Letting out her breath, she began yanking off her soaked Nikes, but stopped short when she heard the click of a lighter and watched in horror as her mother, leaning against the bureau, lit a cigarette. The tiny flame gave Donna’s face a yellow, haggard appearance, and her lips were pulled into a deep frown as she drew in on the first smoke she’d inhaled in over five years.

Nadine’s heart nearly stopped. She was caught. There was no way around it.

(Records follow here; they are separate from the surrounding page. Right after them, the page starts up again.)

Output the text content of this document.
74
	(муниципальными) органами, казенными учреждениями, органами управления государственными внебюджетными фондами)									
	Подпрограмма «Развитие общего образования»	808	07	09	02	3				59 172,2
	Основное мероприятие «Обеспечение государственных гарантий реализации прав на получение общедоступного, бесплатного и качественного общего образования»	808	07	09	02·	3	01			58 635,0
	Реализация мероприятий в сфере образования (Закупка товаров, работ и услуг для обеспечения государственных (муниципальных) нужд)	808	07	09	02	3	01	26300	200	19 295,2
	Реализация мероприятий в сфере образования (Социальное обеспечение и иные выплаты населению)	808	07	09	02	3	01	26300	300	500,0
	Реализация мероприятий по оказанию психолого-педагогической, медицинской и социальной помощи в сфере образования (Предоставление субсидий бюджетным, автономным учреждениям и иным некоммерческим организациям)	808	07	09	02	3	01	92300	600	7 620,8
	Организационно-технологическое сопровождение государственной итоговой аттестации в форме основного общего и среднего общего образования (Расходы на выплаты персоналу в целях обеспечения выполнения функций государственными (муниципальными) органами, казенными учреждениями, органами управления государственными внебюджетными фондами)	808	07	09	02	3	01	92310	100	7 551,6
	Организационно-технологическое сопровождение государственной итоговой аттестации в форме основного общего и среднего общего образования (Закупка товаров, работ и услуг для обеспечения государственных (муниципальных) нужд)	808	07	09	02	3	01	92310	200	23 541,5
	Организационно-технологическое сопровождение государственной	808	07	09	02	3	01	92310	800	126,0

“Want to tell me where you’ve been?” Donna asked, white smoke drifting from her mouth and nostrils as she clicked the lighter shut.

“At the lake.”

“With?”

“I went by myself,” Nadine said, sidestepping the lie.

“What did you do there?”

“Took a ride in Ben’s boat.”

“Hmm.” Another long, lung-burning drag on the cigarette. The tip glowed red, the only light in the room. The smell of burning tobacco mixed with rainwater. “Where?”

Shrugging, Nadine replied, “I just drove it around.”

“Alone?”

Obviously her mother didn’t believe her. “I...I overheard you and Dad. The fight. I...I had to get out.” Nadine tossed her sodden hair over her shoulders.

“So you walked nearly two miles in the middle of a thunderstorm and then spent the next three hours cruising around Whitefire Lake in the dark. Is that what you expect me to believe?”

“Yes.”

Sighing, her mother rested her forehead in her hand. “Of all my children, Nadine, you’ve given me the least amount of grief. Kevin...well, he’s got his problems. When he couldn’t play basketball anymore, he quit school and checked out—thought his life was over and took a job at that damned mill. As for Ben...we all know what a hothead he is. He thinks all problems can be solved with his fists or...in the case of girls, by opening his fly.” At Nadine’s swift intake of breath, she added, “I hate to admit it, but Ben’s girl-crazy. As for you... Oh, Nadine...” Her voice trailed off and she drew long on her cigarette again.